Many retail leaders continue to claim they possess great inventory management systems and techniques but due to lack of actionable data, rapidly accessed and in useable formats at store level, the common problems with execution and communication among all key parties drive negative outcomes to sales, margins and volume.
It is not that inventory management is not on the minds of the C-Suite management team. The core problem is concluding that managing inventory is being skillfully handled when SKU reviews for example are occurring quarterly or semi-annually.
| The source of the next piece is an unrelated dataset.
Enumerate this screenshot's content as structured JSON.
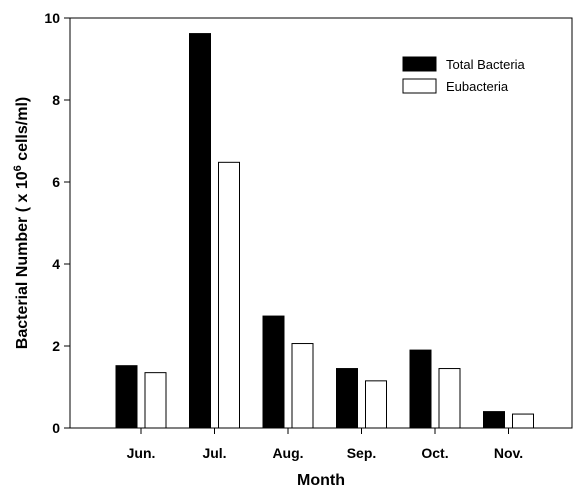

Beyond the infrequent time gaps for SKU reviews by management, problems with effective inventory management have been magnified over recent years. Portfolio sizes at store level are now 2-3 times larger, making the effective use of limited space a daily challenge, daily operational and capital costs have escalated, and the trade spending needed to attract the attention of distracted consumers is out of sight – making the impact of poor inventory management of much more critical importance.
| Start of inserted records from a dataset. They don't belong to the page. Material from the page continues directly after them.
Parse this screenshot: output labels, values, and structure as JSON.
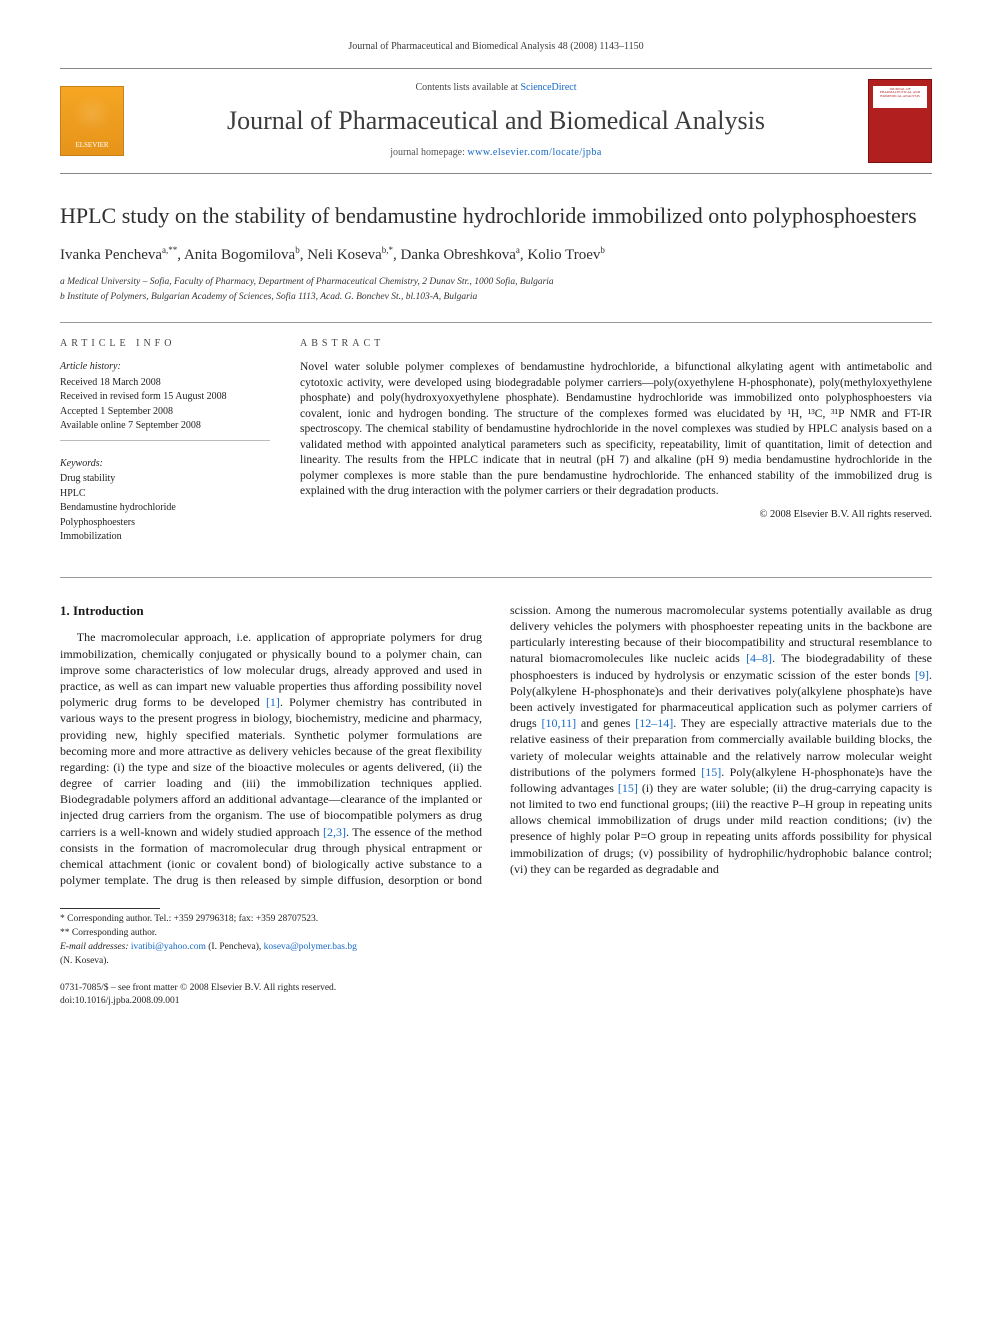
{
  "header": {
    "citation": "Journal of Pharmaceutical and Biomedical Analysis 48 (2008) 1143–1150"
  },
  "banner": {
    "elsevier": "ELSEVIER",
    "contents_prefix": "Contents lists available at ",
    "contents_link": "ScienceDirect",
    "journal_name": "Journal of Pharmaceutical and Biomedical Analysis",
    "homepage_prefix": "journal homepage: ",
    "homepage_url": "www.elsevier.com/locate/jpba",
    "cover_title": "JOURNAL OF PHARMACEUTICAL AND BIOMEDICAL ANALYSIS"
  },
  "article": {
    "title": "HPLC study on the stability of bendamustine hydrochloride immobilized onto polyphosphoesters",
    "authors_html": "Ivanka Pencheva<sup>a,**</sup>, Anita Bogomilova<sup>b</sup>, Neli Koseva<sup>b,*</sup>, Danka Obreshkova<sup>a</sup>, Kolio Troev<sup>b</sup>",
    "affiliations": [
      "a Medical University – Sofia, Faculty of Pharmacy, Department of Pharmaceutical Chemistry, 2 Dunav Str., 1000 Sofia, Bulgaria",
      "b Institute of Polymers, Bulgarian Academy of Sciences, Sofia 1113, Acad. G. Bonchev St., bl.103-A, Bulgaria"
    ]
  },
  "info": {
    "head": "ARTICLE INFO",
    "history_label": "Article history:",
    "history": [
      "Received 18 March 2008",
      "Received in revised form 15 August 2008",
      "Accepted 1 September 2008",
      "Available online 7 September 2008"
    ],
    "keywords_label": "Keywords:",
    "keywords": [
      "Drug stability",
      "HPLC",
      "Bendamustine hydrochloride",
      "Polyphosphoesters",
      "Immobilization"
    ]
  },
  "abstract": {
    "head": "ABSTRACT",
    "text": "Novel water soluble polymer complexes of bendamustine hydrochloride, a bifunctional alkylating agent with antimetabolic and cytotoxic activity, were developed using biodegradable polymer carriers—poly(oxyethylene H-phosphonate), poly(methyloxyethylene phosphate) and poly(hydroxyoxyethylene phosphate). Bendamustine hydrochloride was immobilized onto polyphosphoesters via covalent, ionic and hydrogen bonding. The structure of the complexes formed was elucidated by ¹H, ¹³C, ³¹P NMR and FT-IR spectroscopy. The chemical stability of bendamustine hydrochloride in the novel complexes was studied by HPLC analysis based on a validated method with appointed analytical parameters such as specificity, repeatability, limit of quantitation, limit of detection and linearity. The results from the HPLC indicate that in neutral (pH 7) and alkaline (pH 9) media bendamustine hydrochloride in the polymer complexes is more stable than the pure bendamustine hydrochloride. The enhanced stability of the immobilized drug is explained with the drug interaction with the polymer carriers or their degradation products.",
    "copyright": "© 2008 Elsevier B.V. All rights reserved."
  },
  "body": {
    "section_heading": "1. Introduction",
    "para1_a": "The macromolecular approach, i.e. application of appropriate polymers for drug immobilization, chemically conjugated or physically bound to a polymer chain, can improve some characteristics of low molecular drugs, already approved and used in practice, as well as can impart new valuable properties thus affording possibility novel polymeric drug forms to be developed ",
    "ref1": "[1]",
    "para1_b": ". Polymer chemistry has contributed in various ways to the present progress in biology, biochemistry, medicine and pharmacy, providing new, highly specified materials. Synthetic polymer formulations are becoming more and more attractive as delivery vehicles because of the great flexibility regarding: (i) the type and size of the bioactive molecules or agents delivered, (ii) the degree of carrier loading and (iii) the immobilization techniques applied. Biodegradable polymers afford an additional advantage—clearance of the implanted or injected drug carriers from the organism. The use of biocompatible polymers as drug carriers is a well-known and widely studied approach ",
    "ref2": "[2,3]",
    "para1_c": ". The essence of the method consists in the for",
    "para2_a": "mation of macromolecular drug through physical entrapment or chemical attachment (ionic or covalent bond) of biologically active substance to a polymer template. The drug is then released by simple diffusion, desorption or bond scission. Among the numerous macromolecular systems potentially available as drug delivery vehicles the polymers with phosphoester repeating units in the backbone are particularly interesting because of their biocompatibility and structural resemblance to natural biomacromolecules like nucleic acids ",
    "ref3": "[4–8]",
    "para2_b": ". The biodegradability of these phosphoesters is induced by hydrolysis or enzymatic scission of the ester bonds ",
    "ref4": "[9]",
    "para2_c": ". Poly(alkylene H-phosphonate)s and their derivatives poly(alkylene phosphate)s have been actively investigated for pharmaceutical application such as polymer carriers of drugs ",
    "ref5": "[10,11]",
    "para2_d": " and genes ",
    "ref6": "[12–14]",
    "para2_e": ". They are especially attractive materials due to the relative easiness of their preparation from commercially available building blocks, the variety of molecular weights attainable and the relatively narrow molecular weight distributions of the polymers formed ",
    "ref7": "[15]",
    "para2_f": ". Poly(alkylene H-phosphonate)s have the following advantages ",
    "ref8": "[15]",
    "para2_g": " (i) they are water soluble; (ii) the drug-carrying capacity is not limited to two end functional groups; (iii) the reactive P–H group in repeating units allows chemical immobilization of drugs under mild reaction conditions; (iv) the presence of highly polar P=O group in repeating units affords possibility for physical immobilization of drugs; (v) possibility of hydrophilic/hydrophobic balance control; (vi) they can be regarded as degradable and"
  },
  "footnotes": {
    "corr1": "* Corresponding author. Tel.: +359 29796318; fax: +359 28707523.",
    "corr2": "** Corresponding author.",
    "email_label": "E-mail addresses: ",
    "email1": "ivatibi@yahoo.com",
    "email1_who": " (I. Pencheva), ",
    "email2": "koseva@polymer.bas.bg",
    "email2_who": " (N. Koseva)."
  },
  "footer": {
    "issn": "0731-7085/$ – see front matter © 2008 Elsevier B.V. All rights reserved.",
    "doi": "doi:10.1016/j.jpba.2008.09.001"
  },
  "colors": {
    "link": "#1468c7",
    "rule": "#999999",
    "text": "#1a1a1a",
    "elsevier_orange": "#f5a623",
    "cover_red": "#b11f1f"
  }
}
First, the store level or distribution manager must be seen by upper management as the key person with the most accurate perspective of the buying preferences and behaviors of local patrons.
Second, upper management must surrender to the ineffective routine of collecting limited performance data and then pushing that data down to the local level where the appropriate actions are expected to occur.
Third, local managers must be trained to be the hunters of the data they need and see the effect of every decision they make.
How would that process take place?
As an illustration, the store manager would have visual access to the sales, volume, margin and SKU level sales for every category in their store over any timeline chosen. From that data viewpoint, the performance of each category would be readily visible and any category failures in overall performance would be immediate suspects.
Taking the hunter approach, a poor performing category could then be dissected to visually see the dominance of sales resulting from just a few key packages and quickly identify the lowest performing of the category in term of sales, margin contribution and total customers sold. This will allow the poorest performing packages to be removed from the shelf or have less shelf space.
Before final category decisions are made, the store manager should be able to view performance of each individual SKU to ascertain which specific SKUs should be removed or reduced in shelf set allocations to maximize unit sales, margin and customer penetration.
This type of analysis enables the local manager to see the market dynamics of customer choice over time and the impact of any decisions made on individual SKUs in each category.
This approach to inventory management also allows upper management to actively monitor the local category and inventory decisions being made by local managers, elevate accountability and tie targeted financial rewards for those decisions which drive profitable growth to the local store.
Managers who are empowered by the right data quickly can also identify seasonal shifts and customer preferences over time thus enabling the right inventory buildup to occur and avoid costly sales losses due to empty shelves.